Big Data concern vast volume, unpredictable, developing informational collections with various, self-governing sources with the quick advancement of systems administration information stockpiling, and the information accumulation limit, Big Data is presently quickly growing in all science and building areas, including physical, organic and biomedical sciences. This paper exhibits a HACE hypothesis that portrays the highlights of the Big Data upheaval, and proposes a Big Data handling model, from the information mining point of view. This information-driven model includes request driven collection of data sources, mining and investigation, client enthusiasm displaying, and security and protection contemplations. Investigating the testing issues in the information-driven model and furthermore in the Big Data transformation. The system is able to collaborate all of the common data into one object for easier analysis.
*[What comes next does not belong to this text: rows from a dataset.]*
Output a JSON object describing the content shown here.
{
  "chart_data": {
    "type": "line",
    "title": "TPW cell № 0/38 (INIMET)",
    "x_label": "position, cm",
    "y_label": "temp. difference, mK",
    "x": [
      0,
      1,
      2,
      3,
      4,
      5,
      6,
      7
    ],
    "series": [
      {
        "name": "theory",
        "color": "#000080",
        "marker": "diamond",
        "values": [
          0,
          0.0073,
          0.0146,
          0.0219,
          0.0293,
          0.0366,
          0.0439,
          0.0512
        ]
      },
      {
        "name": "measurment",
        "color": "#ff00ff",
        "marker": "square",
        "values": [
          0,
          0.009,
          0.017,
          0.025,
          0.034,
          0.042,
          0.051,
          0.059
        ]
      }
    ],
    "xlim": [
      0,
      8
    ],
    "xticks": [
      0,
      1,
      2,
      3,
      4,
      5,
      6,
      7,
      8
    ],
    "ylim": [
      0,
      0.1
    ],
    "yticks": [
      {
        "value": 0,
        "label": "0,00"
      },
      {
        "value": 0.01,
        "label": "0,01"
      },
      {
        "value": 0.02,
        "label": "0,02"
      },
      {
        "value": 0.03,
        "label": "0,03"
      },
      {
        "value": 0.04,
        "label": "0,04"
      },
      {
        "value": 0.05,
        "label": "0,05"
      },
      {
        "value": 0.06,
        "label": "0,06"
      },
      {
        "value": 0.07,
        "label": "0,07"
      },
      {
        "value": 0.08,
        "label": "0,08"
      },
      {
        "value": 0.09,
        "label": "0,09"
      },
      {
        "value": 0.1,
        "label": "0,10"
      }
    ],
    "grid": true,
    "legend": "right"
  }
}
scite is a Brooklyn-based organization that helps researchers better discover and understand research articles through Smart Citations–citations that display the context of the citation and describe whether the article provides supporting or contrasting evidence. scite is used by students and researchers from around the world and is funded in part by the National Science Foundation and the National Institute on Drug Abuse of the National Institutes of Health.
customersupport@researchsolutions.com
10624 S. Eastern Ave., Ste. A-614
Henderson, NV 89052, USA
This site is protected by reCAPTCHA and the Google Privacy Policy and Terms of Service apply.
Copyright © 2025 scite LLC. All rights reserved.
Made with 💙 for researchers
Part of the Research Solutions Family.